After she finished eating, Pamela sat on the floor against the wall with her journal. She verbally stimmed quietly, but I did not want her to frustrate people with hearing aids. While the pastor said a rather long prayer for the people with prayer requests, missionaries, and other special needs, I quietly walked over to Pamela and sat down. This time, I did something different. I put my finger to my mouth and pointed to the other people in the room. She realized they were praying and again became quiet. She spent the rest of the time during our Bible study, filling out more pages in the nth version of her autobiography.

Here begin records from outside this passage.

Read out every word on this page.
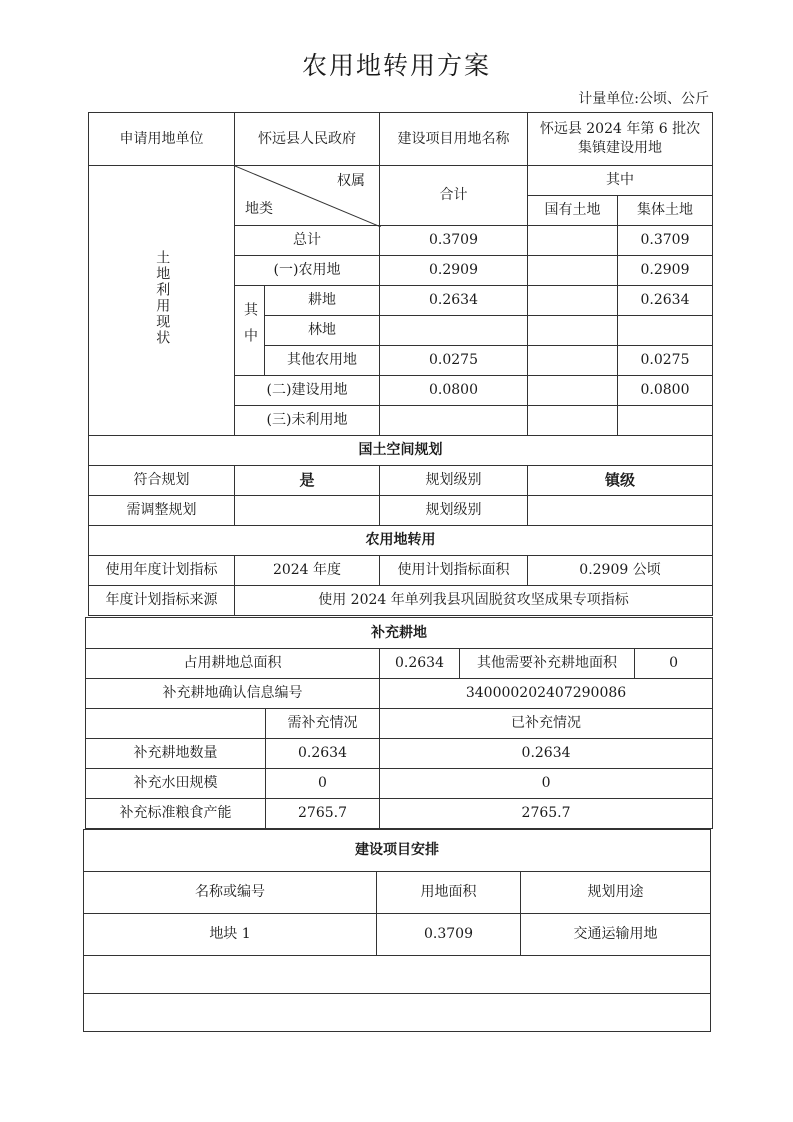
农用地转用方案
计量单位:公顷、公斤
申请用地单位	怀远县人民政府		建设项目用地名称	怀远县 2024 年第 6 批次
集镇建设用地	
土地利用现状	权属
地类		合计	其中	
				国有土地	集体土地
	总计		0.3709		0.3709
	(一)农用地		0.2909		0.2909
	其中	耕地	0.2634		0.2634
		林地			
		其他农用地	0.0275		0.0275
	(二)建设用地		0.0800		0.0800
	(三)未利用地				
国土空间规划					
符合规划	是		规划级别	镇级	
需调整规划			规划级别		
农用地转用					
使用年度计划指标	2024 年度		使用计划指标面积	0.2909 公顷	
年度计划指标来源	使用 2024 年单列我县巩固脱贫攻坚成果专项指标				
补充耕地				
占用耕地总面积		0.2634	其他需要补充耕地面积	0
补充耕地确认信息编号		340000202407290086		
	需补充情况	已补充情况		
补充耕地数量	0.2634	0.2634		
补充水田规模	0	0		
补充标准粮食产能	2765.7	2765.7		
建设项目安排		
名称或编号	用地面积	规划用途
地块 1	0.3709	交通运输用地
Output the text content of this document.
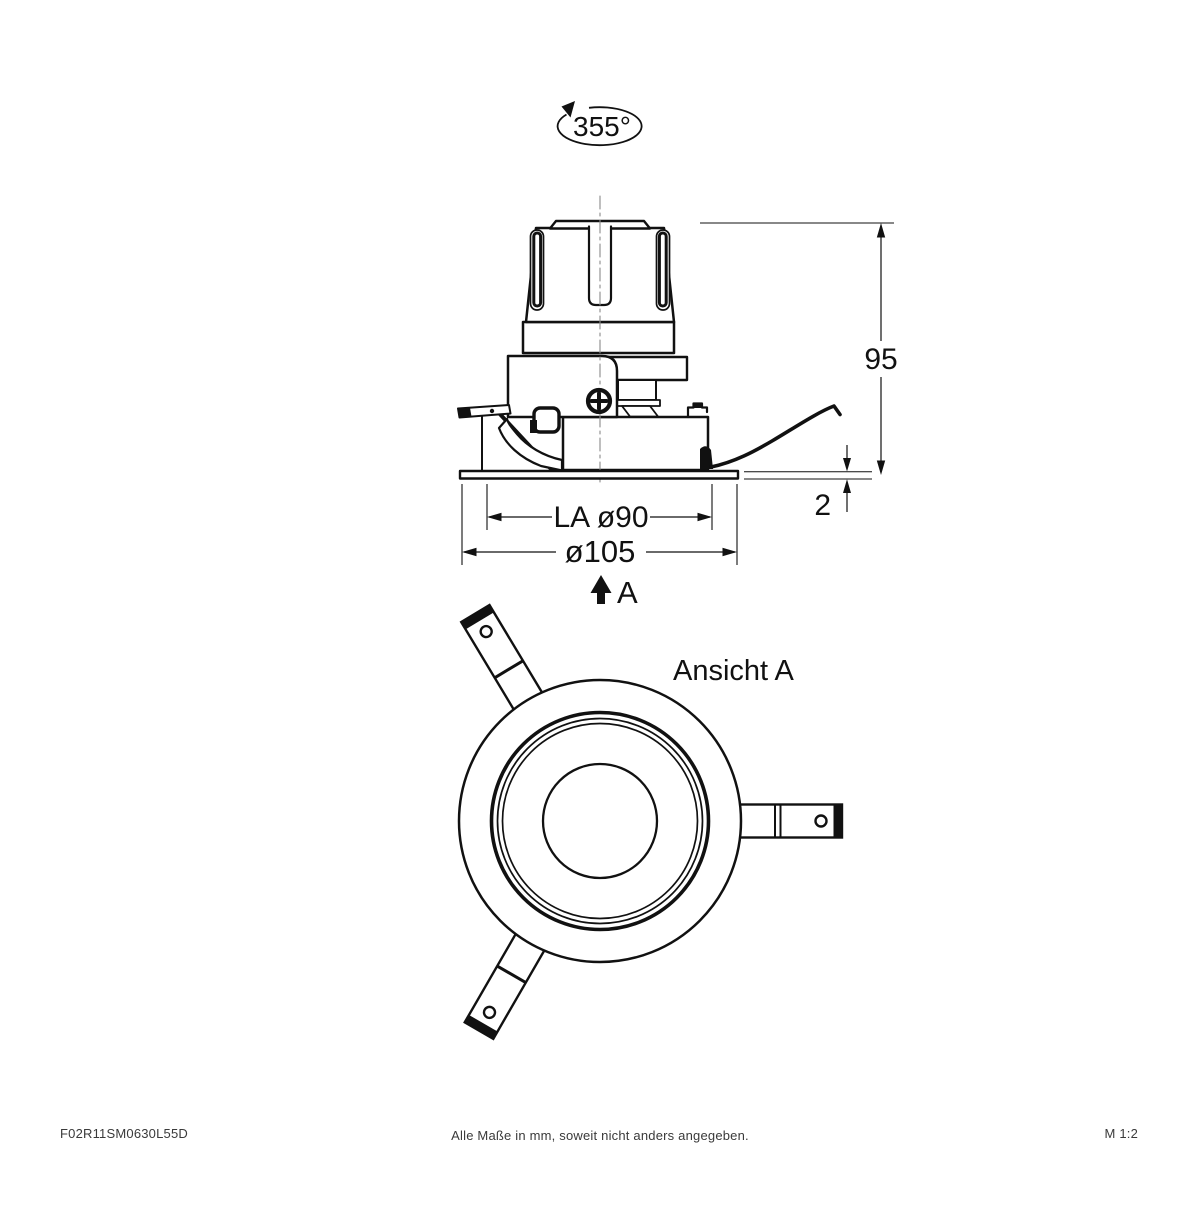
355°
95
2
LA ø90
ø105
A
Ansicht A
F02R11SM0630L55D	Alle Maße in mm, soweit nicht anders angegeben.	M 1:2
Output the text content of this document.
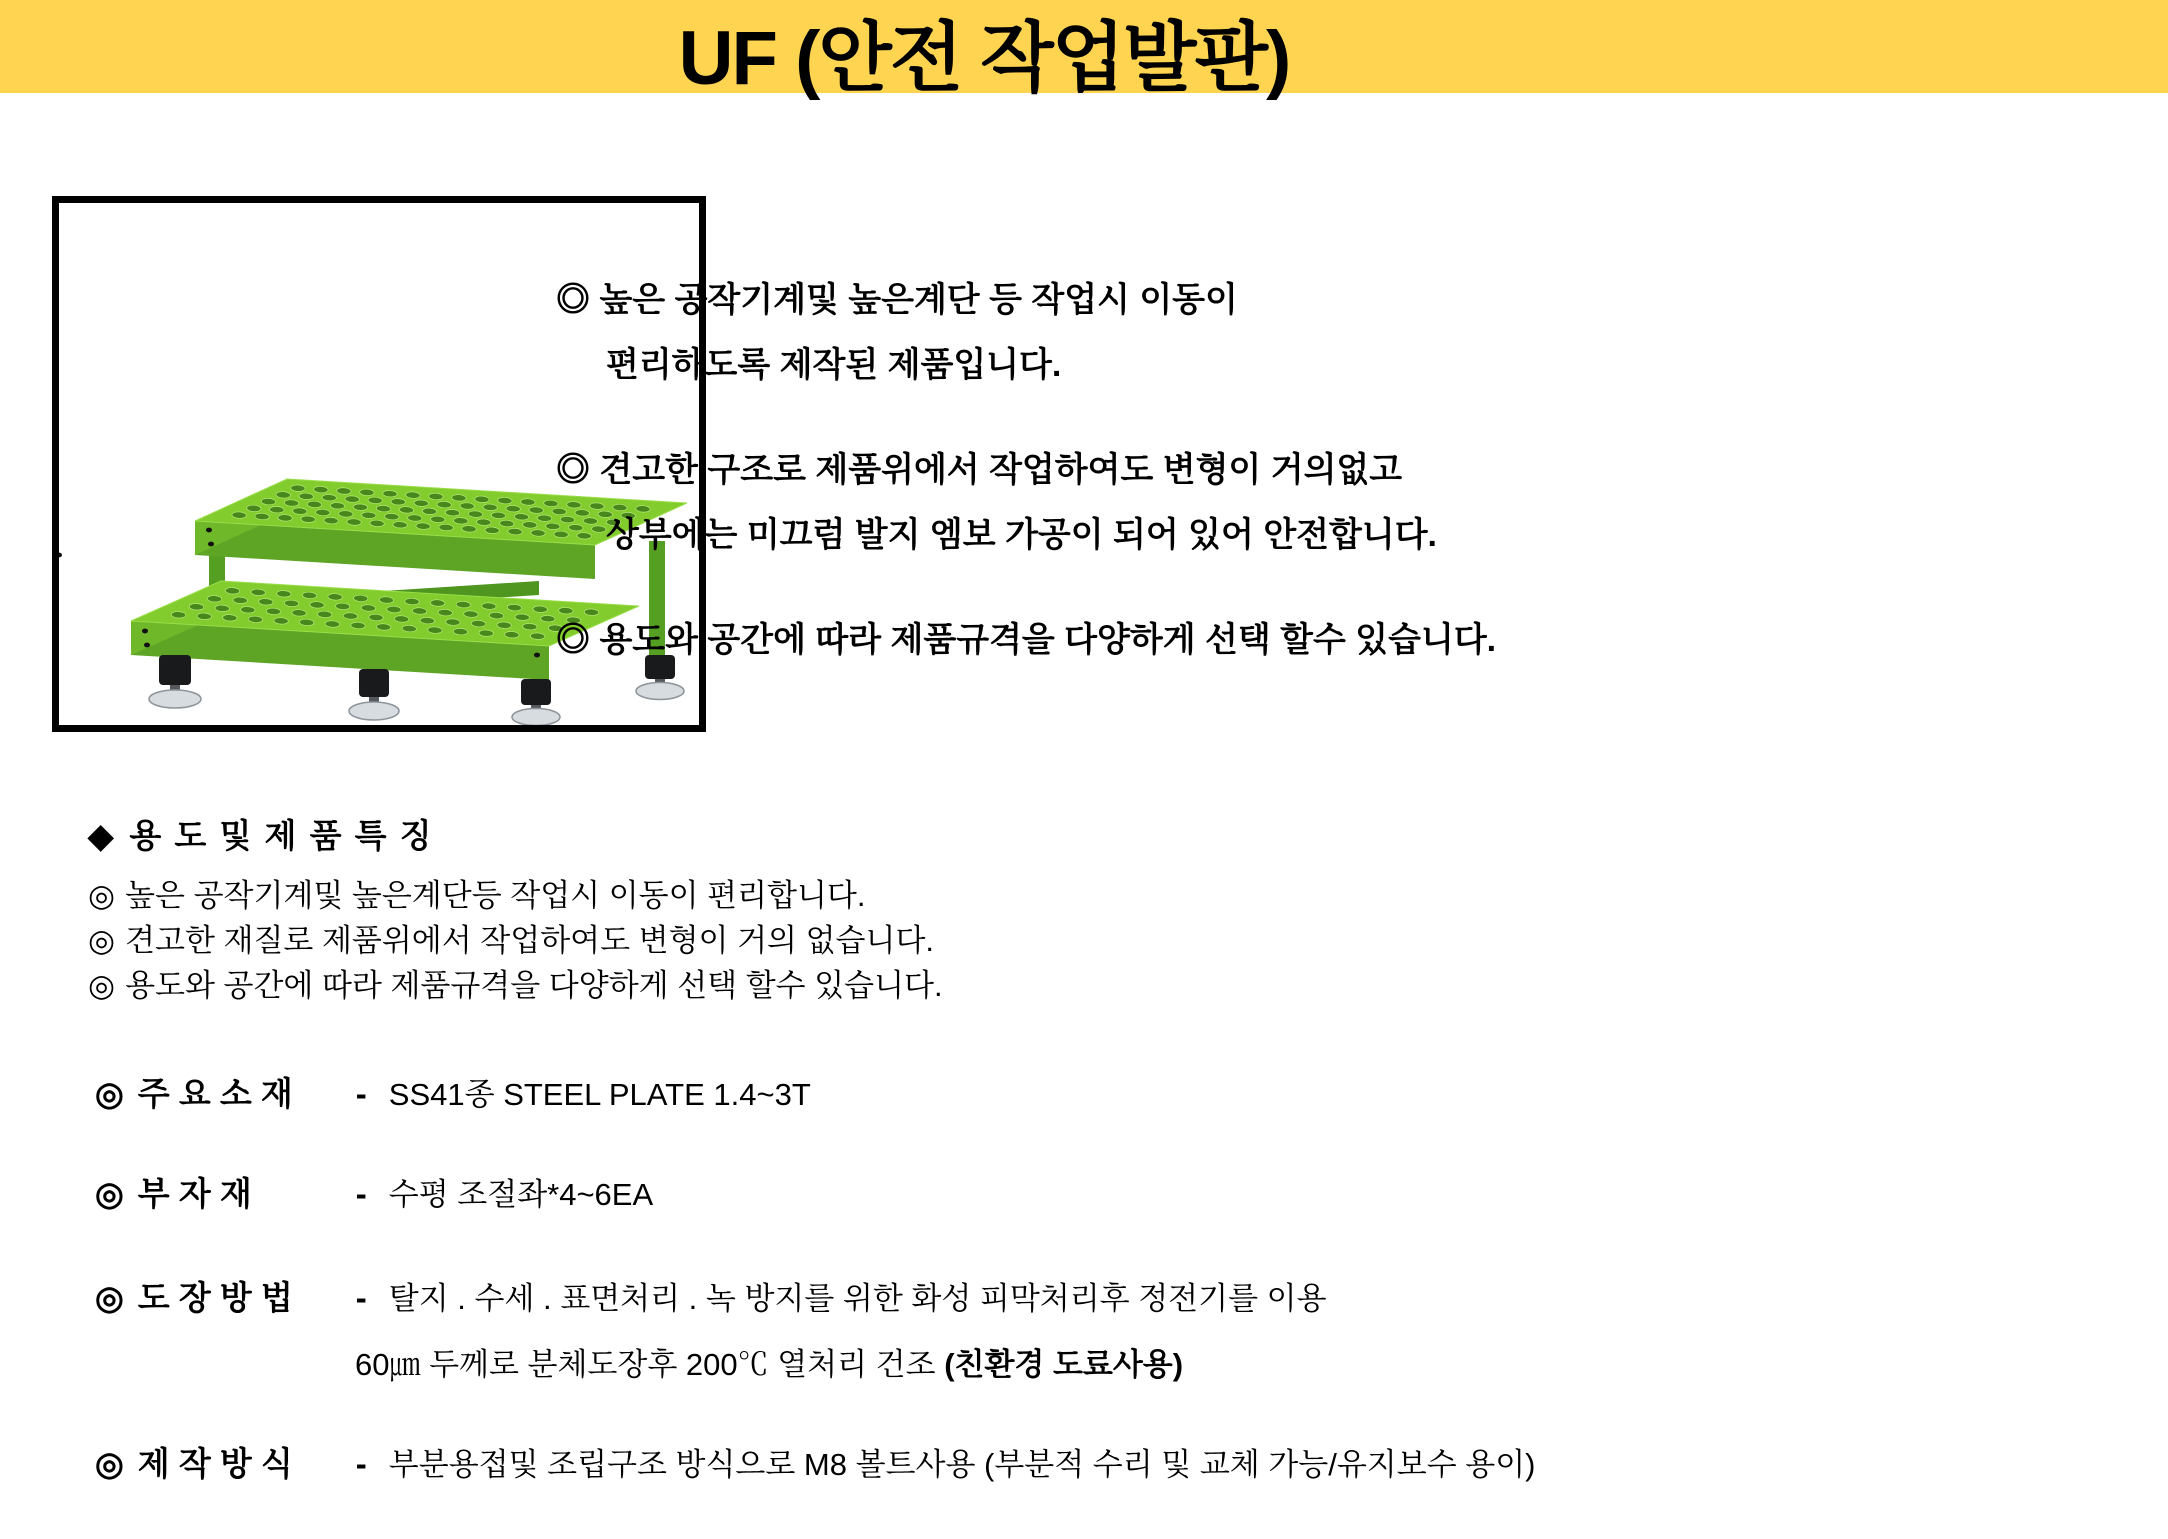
UF (안전 작업발판)
◎ 높은 공작기계및 높은계단 등 작업시 이동이
편리하도록 제작된 제품입니다.
◎ 견고한 구조로 제품위에서 작업하여도 변형이 거의없고
상부에는 미끄럼 발지 엠보 가공이 되어 있어 안전합니다.
◎ 용도와 공간에 따라 제품규격을 다양하게 선택 할수 있습니다.
◆ 용 도 및 제 품 특 징
◎ 높은 공작기계및 높은계단등 작업시 이동이 편리합니다.
◎ 견고한 재질로 제품위에서 작업하여도 변형이 거의 없습니다.
◎ 용도와 공간에 따라 제품규격을 다양하게 선택 할수 있습니다.
◎ 주 요 소 재 - SS41종 STEEL PLATE 1.4~3T
◎ 부 자 재	- 수평 조절좌*4~6EA
◎ 도 장 방 법 - 탈지 . 수세 . 표면처리 . 녹 방지를 위한 화성 피막처리후 정전기를 이용
60㎛ 두께로 분체도장후 200℃ 열처리 건조 (친환경 도료사용)
◎ 제 작 방 식 - 부분용접및 조립구조 방식으로 M8 볼트사용 (부분적 수리 및 교체 가능/유지보수 용이)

Coping with a MESSIER WORLD
Yesterday was a hectic day for us. We always pick up lunch or dinner for her at the drive-thru on Wednesdays. She usually chooses a different restaurant in advance, so this time, we headed to McDonald's. I was running late for a dentist appointment, and, when I saw the long string of cars, I silently worried about being REALLY late. Pamela noticed the line too and very calmly said, "Changed my mind. I want Hardees." Yippee!!!!!! No fuss, no tears, no drama!!!!!
This flexibility and resilience in the face of change has not happened in a vacuum. Lately, whenever something is different, Pamela tells us about it. Steve drove home with a loaner on Monday since his car is in the shop. We have three cars: red, black, and gray. Pamela saw the gray loaner, laughed and said, "Two gray cars! Different one." When she decides to do something different, like stay home while I shop, she announces, "Pamela stays home. Different one!" Sometimes, she walks into a room backwards and says, "I'm going backwards! Different!" With her eye for pattern, she has always noticed differences, but now she is able to embrace them, even when that means a sudden and unexpected change about something important to her.
While we are still working through her anxiety over Steve's schedule, she continues to have milder and shorter outbursts when Steve goes to work late (usually because he gets tied up in phone calls or urgent emails before he can slip out of the house). Last Tuesday, we went to co-op, arrived home at about 11:30, and spotted Steve in the driveway, starting to back out. I laughed and passed it off lightly like we caught him doing something naughty. "Look at Dad. He is so busted! He is late for work . . ." Pamela caught my silly spirit and giggled. Steve waved to her sheepishly as our cars passed each other. She smiled and waved back.
This morning, I was cleaning the "office" where Pamela was watching television. I was dusting behind the television stand and accidentally turned off the power strip. I immediately told her, "Uh, oh! I turned off the switch. I'm sorry! It's okay! I just turned it back on!" Pamela was cool as can be. She turned on the television and cable box. Even when she saw the "No video input" alert flashing on the television, she looked down at the cable box and said, "Booting up!" It took a good ten minutes for the cable to reboot and Pamela spent that time calmly writing in her journal! Again, no fuss, no tears, no drama!